Sgt A. SMITH acted as C.S.M., via C.S.M. SEALE, who was "dumped".
[9th] The Company had one casualty before reaching the LILLE ROAD.
Here the company was organised into lines and waves, and formed up on the far side of the road. At 9.29 a.m. the Company advanced with the left hand man of the front line marching on the North corner of COUNTS WOOD (found to be only a few stumps). The first line closed well up to the barrage and when within assaulting distance of THELUS TRENCH, waves were closed up as the going was very heavy. There were 3 casualties from our own barrage. THELUS TRENCH was found to be practically obliterated except for 3 dug-outs, which were cleared, about 30 prisoners (including an officer) being taken. What remained of COUNTS WOOD was searched by a section and reported clear in less than a minute. This was all carried out punctually to the time-table. The remaining 3 sections of No.15 platoon were led forward by Lt HYDE to three isolated trenches which were their objectives (these trenches were familiarly known in the Battalion as the "blobs", as their exact nature could not be discovered from aeroplane photographs). These were unoccupied, and were evidently the commencement of some elaborate underground work. Meantime, as there was so little resistance, I ordered No.14 Platoon (2nd Lt. LEWIS-BARNED) to follow up as closely as possible. Lt HYDE, who had actually crossed the TELEGRAPHER WEG, returned and placed 2 Sections of No.14 Platoon in the open about 80 yards West of the second "Hob" to cover the advance of the remainder of No.14 platoon on the cross-roads B.1.c.30.85, and to overcome any resistance from enemy gunners left in the gun-pits in the vicinity. In spite of our barrage, the enemy had fixed 2 rounds at point blank range at Lt HYDE’s party and were sniping, though not with great accuracy. The covering party opened fire with rifles and rifle grenades and drove the enemy out, 8 or 10 being seen to leave very hurriedly. At HYDE then collected his men and led them to the cross roads. Here he left 2/Lt LEWIS-BARNED in command and the latter selected a place to dig-in some 50 yards in rear, as the fringe of the wood at this point was being heavily shelled at the time. During this time I was in THELUS TRENCH with No.13 platoon, and with some difficulty had got into touch with the R.O.S.B. on the left. I sent a message to Lt HYDE to return to me with a report, as he himself had gone further than ordered. As he was returning, he was killed. A short time previous to this, 2nd Lt LEWIS –BARNED was wounded.
The rest of the 9th inst was spent in this position, viz:- Company HQ and No.13 platoon in THELUS TRENCH, No.15 and part of No.14 in the "blobs", 2 sections of no14 in the vicinity of the cross-road.

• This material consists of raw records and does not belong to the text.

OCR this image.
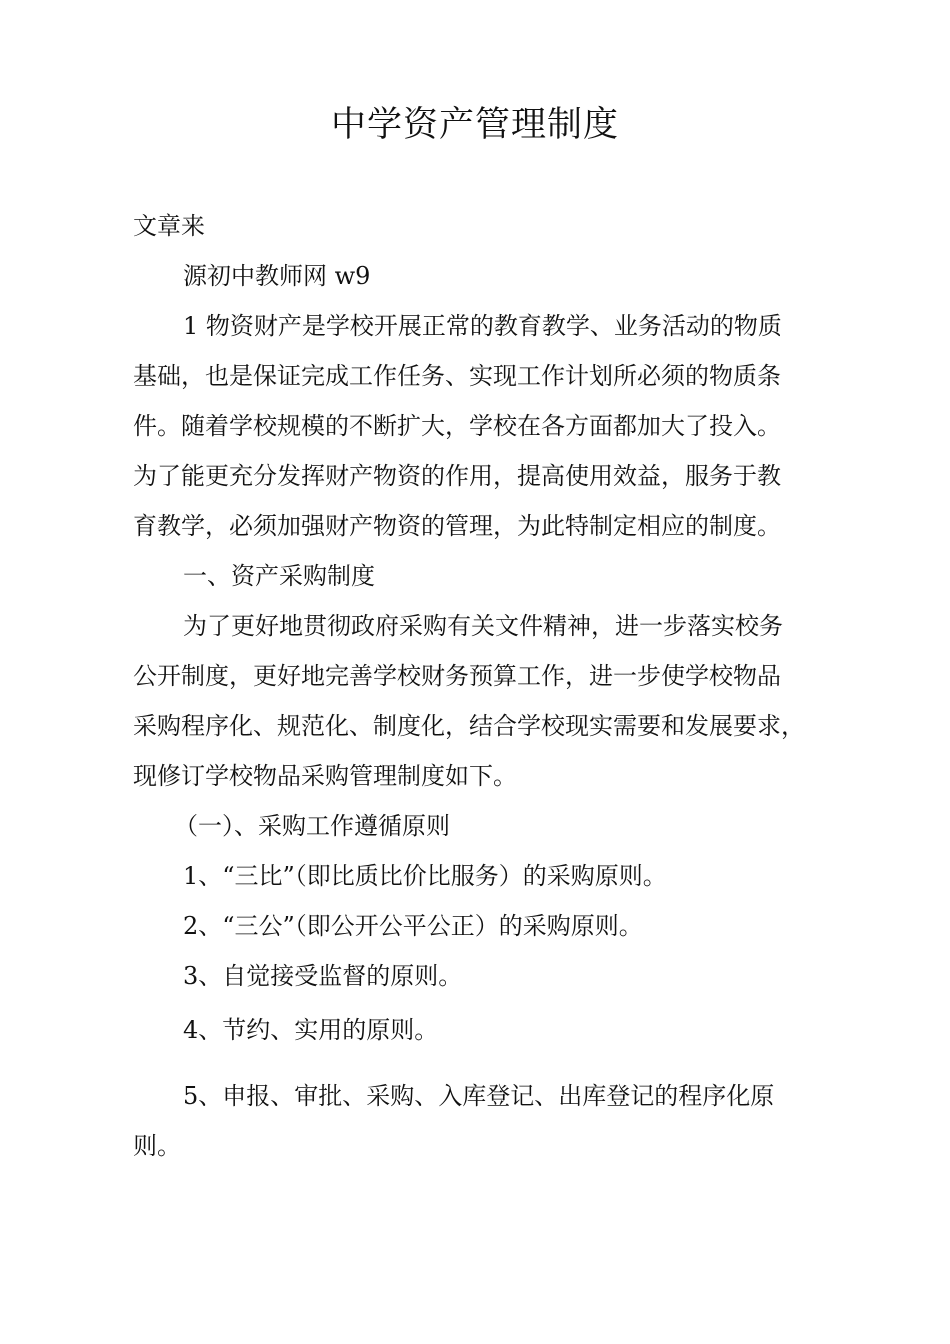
中学资产管理制度

文章来

源初中教师网 w9

1 物资财产是学校开展正常的教育教学、业务活动的物质

基础，也是保证完成工作任务、实现工作计划所必须的物质条

件。随着学校规模的不断扩大，学校在各方面都加大了投入。

为了能更充分发挥财产物资的作用，提高使用效益，服务于教

育教学，必须加强财产物资的管理，为此特制定相应的制度。

一、资产采购制度

为了更好地贯彻政府采购有关文件精神，进一步落实校务

公开制度，更好地完善学校财务预算工作，进一步使学校物品

采购程序化、规范化、制度化，结合学校现实需要和发展要求，

现修订学校物品采购管理制度如下。

（一）、采购工作遵循原则

1、“三比”（即比质比价比服务）的采购原则。

2、“三公”（即公开公平公正）的采购原则。

3、自觉接受监督的原则。

4、节约、实用的原则。

5、申报、审批、采购、入库登记、出库登记的程序化原

则。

[10th] The Company, occupying more or less marked positions, was shelled fairly continuously. In the "blobs" there were no casualties, but the sections by the cross-roads suffered a good many. THELUS TRENCH was also shelled and at dawn on the 10th, I withdrew the section at the cross roads and the platoon in THELUS TRENCH and placed them all in a new trench near CRAMER HOUSE (Battalion HQ), keeping a small post in each "blob" and THELUS TRENCH.
Nothing further of importance occurred until the Company was relieved after 3.30 a.m. on the morning of the 11th; the relief was late owing to a mistake by the relieving company. During the 10th THELUS TRENCH and the "blobs" were continuously sniped from the direction of VIMY.
The following officers went into action:-
Captain WILBERFORCE, Lt HYDE, 2/Lt LEWIS-BARNED.
The following officer was "dumped":-
2nd/Lt CATHCART. Sergeant KIRTON acted as C.S.M., vice C.S.M. KING, who was dumped.